Performance analysis of endothelin-1 for diagnosis of dilated cardiomyopathy in dogs
Mukesh Kumar Srivastava1, Anil Ahuja, RD Velhankar, PN Panigrahi1, AP Singh, Ankita Sharma and Subhash Kacchawaha
The present study aimed to evaluate performance analysis of canine specific ET-1 sandwich enzyme-linked immunosorbent assay for the diagnosis and therapeutic evaluation of naturally occurring dilated cardiomyopathy in dogs. The estimation of endothelin-1 was performed by the commercially available canine specific quantitative sandwich ELISA kit. Recorded level of Endothelin 1(mean ± S.E.) in healthy dog was 133.33 ± 15.26 ng/dl, while in dilated cardiomyopathy affected dogs it was 243.82 ± 18.89 ng/dl. The range in healthy dogs was 48.0 - 534.34 ng/dl with undetectable level in 2.5 % dogs, while in DCM affected dogs it’s range was 4.23 - 487.49 ng/dl. Further analysis at three cut off point of i.e. 170, 180 and 190 ng/dl showed 93 %, 86 % and 72 % sensitivity and 45 %, 58 % and 63 % specificity, respectively. Cohen’s Kappa value showed fair agreement (0.348, 0.276 and 0.388 at cutoff level of ) with gold standard test at these three cut off points, while area under curve analysis showed fair diagnostic potential (0.77 and 0.72) at 170, 180 ng/dl concentration and poor (0.67) at 190 ng/dl concentration of this biomarker.
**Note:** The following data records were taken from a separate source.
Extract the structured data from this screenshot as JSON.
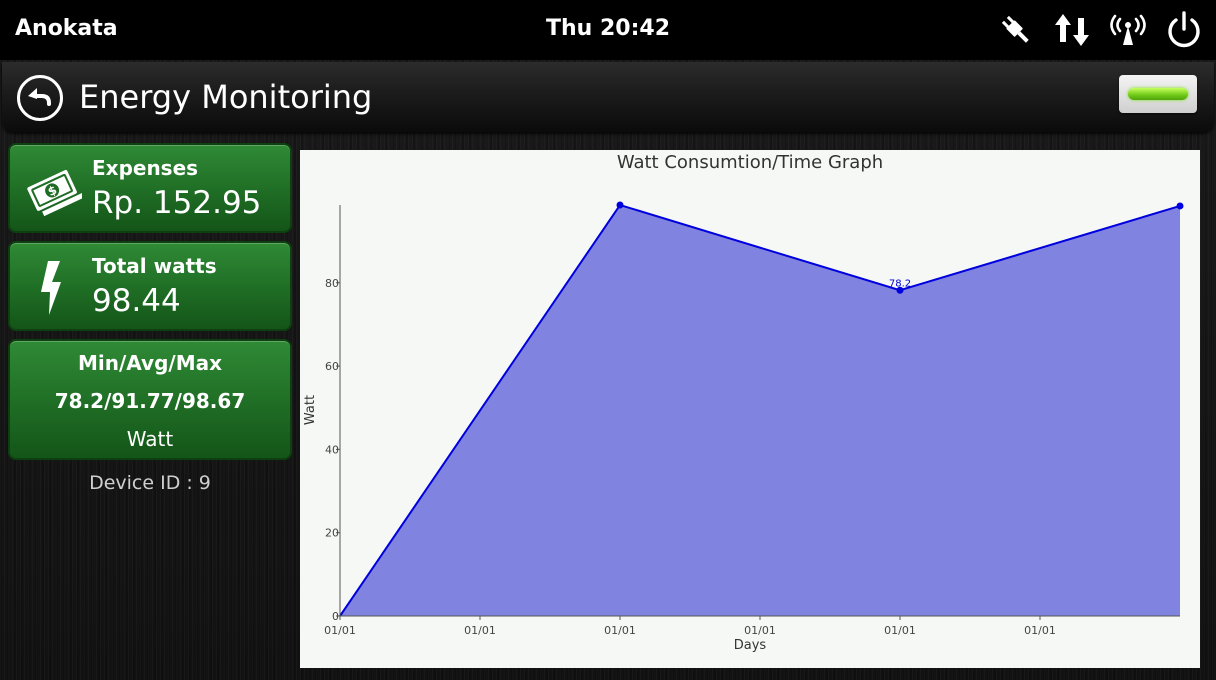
{
  "status_bar": {
    "app_name": "Anokata",
    "clock": "Thu 20:42",
    "icons": [
      "plug-icon",
      "data-transfer-icon",
      "wifi-signal-icon",
      "power-icon"
    ]
  },
  "header": {
    "title": "Energy Monitoring",
    "back_icon": "back-arrow-icon",
    "menu_button_color": "#7de01f"
  },
  "cards": {
    "expenses": {
      "label": "Expenses",
      "value": "Rp. 152.95",
      "icon": "money-icon"
    },
    "total_watts": {
      "label": "Total watts",
      "value": "98.44",
      "icon": "lightning-icon"
    },
    "stats": {
      "label": "Min/Avg/Max",
      "value": "78.2/91.77/98.67",
      "unit": "Watt"
    }
  },
  "device": {
    "id_text": "Device ID : 9"
  },
  "colors": {
    "card_green": "#1f6d25",
    "chart_fill": "#8083e0",
    "chart_line": "#0000dd",
    "header_bg": "#1d1d1d"
  },
  "chart_data": {
    "type": "area",
    "title": "Watt Consumtion/Time Graph",
    "xlabel": "Days",
    "ylabel": "Watt",
    "x_tick_labels": [
      "01/01",
      "01/01",
      "01/01",
      "01/01",
      "01/01",
      "01/01"
    ],
    "y_ticks": [
      0,
      20,
      40,
      60,
      80
    ],
    "ylim": [
      0,
      98.67
    ],
    "series": [
      {
        "values": [
          0,
          98.67,
          78.2,
          98.44
        ]
      }
    ],
    "x_positions": [
      0,
      1.9,
      3.8,
      5.7
    ],
    "xlim": [
      0,
      5.7
    ],
    "data_labels": [
      {
        "index": 2,
        "text": "78.2"
      }
    ],
    "grid": false,
    "legend": "none"
  }
}
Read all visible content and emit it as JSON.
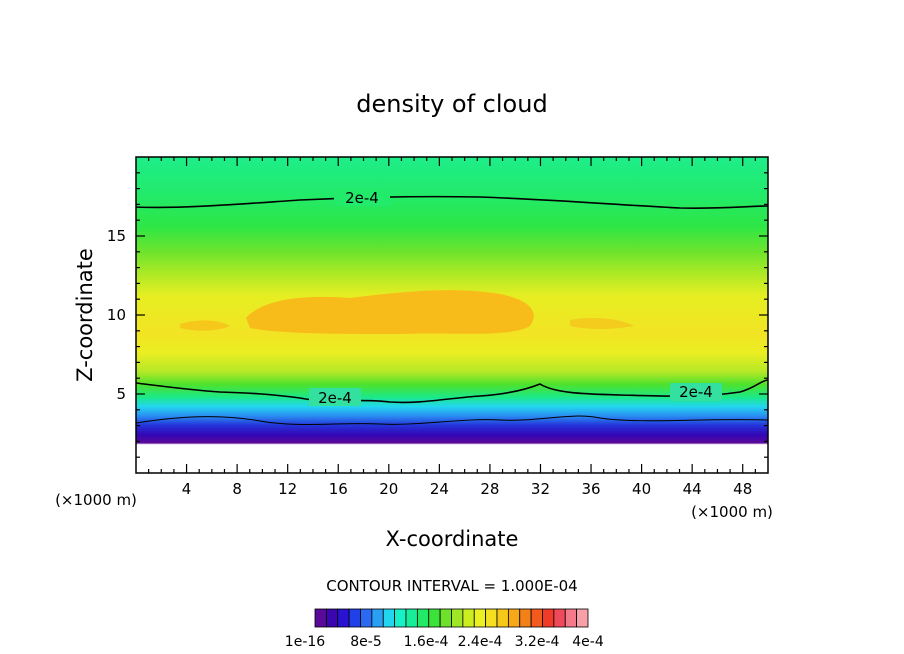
{
  "chart_data": {
    "type": "contour",
    "title": "density of cloud",
    "xlabel": "X-coordinate",
    "ylabel": "Z-coordinate",
    "x_unit_left": "(×1000 m)",
    "x_unit_right": "(×1000 m)",
    "xlim": [
      0,
      50
    ],
    "ylim": [
      0,
      20
    ],
    "x_ticks": [
      4,
      8,
      12,
      16,
      20,
      24,
      28,
      32,
      36,
      40,
      44,
      48
    ],
    "y_ticks": [
      5,
      10,
      15
    ],
    "contour_interval_text": "CONTOUR INTERVAL = 1.000E-04",
    "contour_labels": [
      {
        "text": "2e-4",
        "x": 17.5,
        "z": 17.3
      },
      {
        "text": "2e-4",
        "x": 15.5,
        "z": 4.8
      },
      {
        "text": "2e-4",
        "x": 44.5,
        "z": 5.1
      }
    ],
    "colorbar": {
      "colors": [
        "#5a0a99",
        "#3b05b0",
        "#2a12d2",
        "#2040e8",
        "#2a6af2",
        "#2aa0f5",
        "#22d6f0",
        "#18f0c8",
        "#16ee9a",
        "#22ea66",
        "#3ae23a",
        "#6ee22a",
        "#a0e626",
        "#ccee20",
        "#eaf022",
        "#f4e020",
        "#f8c818",
        "#f6a818",
        "#f48018",
        "#f25a1e",
        "#f03a2a",
        "#ee4a5a",
        "#f47a8a",
        "#f8a0a8"
      ],
      "tick_labels": [
        "1e-16",
        "8e-5",
        "1.6e-4",
        "2.4e-4",
        "3.2e-4",
        "4e-4"
      ]
    },
    "grid": false
  }
}
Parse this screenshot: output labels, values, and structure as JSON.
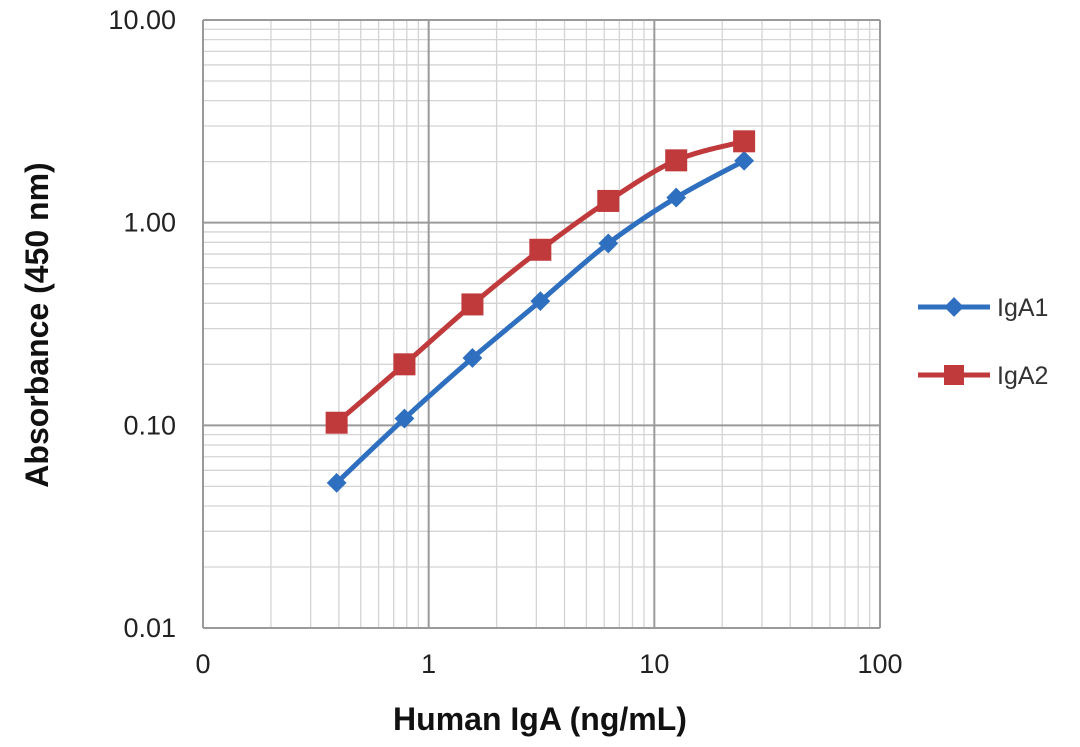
{
  "chart_data": {
    "type": "line",
    "title": "",
    "xlabel": "Human IgA (ng/mL)",
    "ylabel": "Absorbance  (450 nm)",
    "x_scale": "log",
    "y_scale": "log",
    "xlim": [
      0.1,
      100
    ],
    "ylim": [
      0.01,
      10
    ],
    "x_tick_labels": [
      "0",
      "1",
      "10",
      "100"
    ],
    "y_tick_labels": [
      "0.01",
      "0.10",
      "1.00",
      "10.00"
    ],
    "grid": true,
    "legend_position": "right",
    "series": [
      {
        "name": "IgA1",
        "color": "#2f6fbf",
        "marker": "diamond",
        "x": [
          0.391,
          0.781,
          1.563,
          3.125,
          6.25,
          12.5,
          25
        ],
        "y": [
          0.052,
          0.108,
          0.215,
          0.41,
          0.79,
          1.33,
          2.02
        ]
      },
      {
        "name": "IgA2",
        "color": "#c0393b",
        "marker": "square",
        "x": [
          0.391,
          0.781,
          1.563,
          3.125,
          6.25,
          12.5,
          25
        ],
        "y": [
          0.103,
          0.2,
          0.395,
          0.735,
          1.28,
          2.03,
          2.52
        ]
      }
    ]
  }
}
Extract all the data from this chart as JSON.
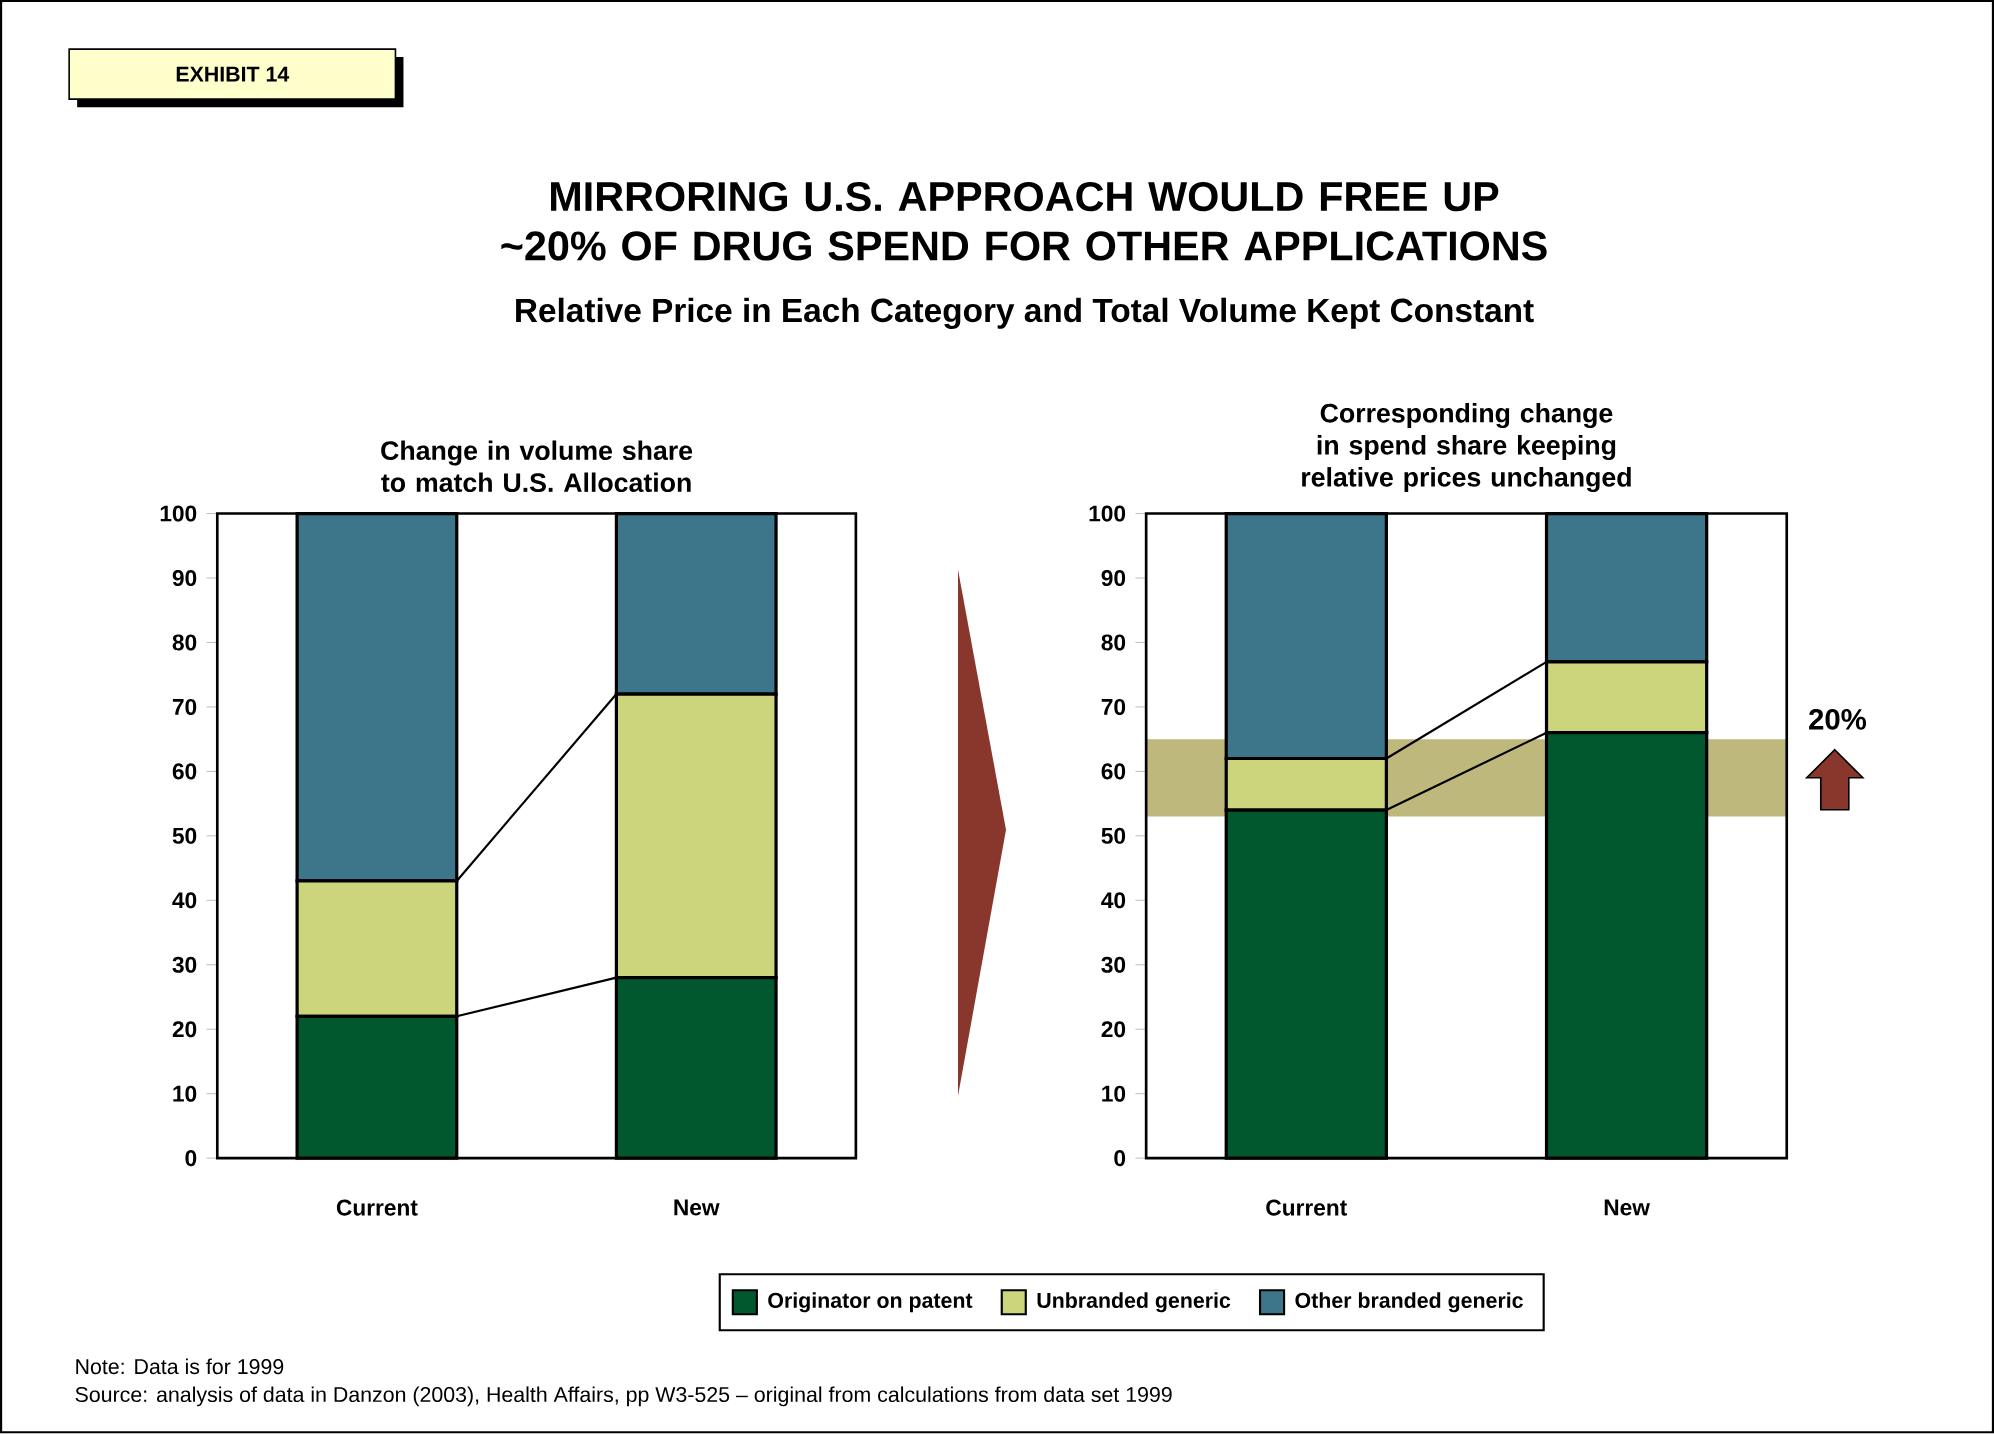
{
  "chart_data": [
    {
      "type": "bar",
      "stacked": true,
      "title": "Change in volume share to match U.S. Allocation",
      "categories": [
        "Current",
        "New"
      ],
      "series": [
        {
          "color": "#02582e",
          "values": [
            22,
            28
          ]
        },
        {
          "color": "#cdd57c",
          "values": [
            21,
            44
          ]
        },
        {
          "color": "#3d768a",
          "values": [
            57,
            28
          ]
        }
      ],
      "ylim": [
        0,
        100
      ],
      "yticks": [
        0,
        10,
        20,
        30,
        40,
        50,
        60,
        70,
        80,
        90,
        100
      ],
      "annotations": [
        "EXHIBIT 14",
        "MIRRORING U.S. APPROACH WOULD FREE UP ~20% OF DRUG SPEND FOR OTHER APPLICATIONS",
        "Relative Price in Each Category and Total Volume Kept Constant"
      ]
    },
    {
      "type": "bar",
      "stacked": true,
      "title": "Corresponding change in spend share keeping relative prices unchanged",
      "categories": [
        "Current",
        "New"
      ],
      "series": [
        {
          "name": "Originator on patent",
          "color": "#02582e",
          "values": [
            54,
            66
          ]
        },
        {
          "name": "Unbranded generic",
          "color": "#cdd57c",
          "values": [
            8,
            11
          ]
        },
        {
          "name": "Other branded generic",
          "color": "#3d768a",
          "values": [
            38,
            23
          ]
        }
      ],
      "ylim": [
        0,
        100
      ],
      "yticks": [
        0,
        10,
        20,
        30,
        40,
        50,
        60,
        70,
        80,
        90,
        100
      ],
      "bands": [
        {
          "axis": "y",
          "from": 53,
          "to": 65,
          "label": "20%",
          "color": "#bfb87c"
        }
      ],
      "legend": "bottom",
      "annotations": [
        "Note: Data is for 1999",
        "Source:     analysis of data in Danzon (2003), Health Affairs, pp W3-525 – original from calculations from data set 1999"
      ]
    }
  ]
}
Range of endothelin level seen in both groups showed huge overlapping between groups, which indicated poor discriminatory power of this biomarker for diagnosis of dilated cardiomyopathy. Although overall poor, but among three cut off levels analyzed for test performance, cut off level of 180 ng/dl has shown moderate sensitivity, specificity, false negative rate, fall-out rate and fair agreement.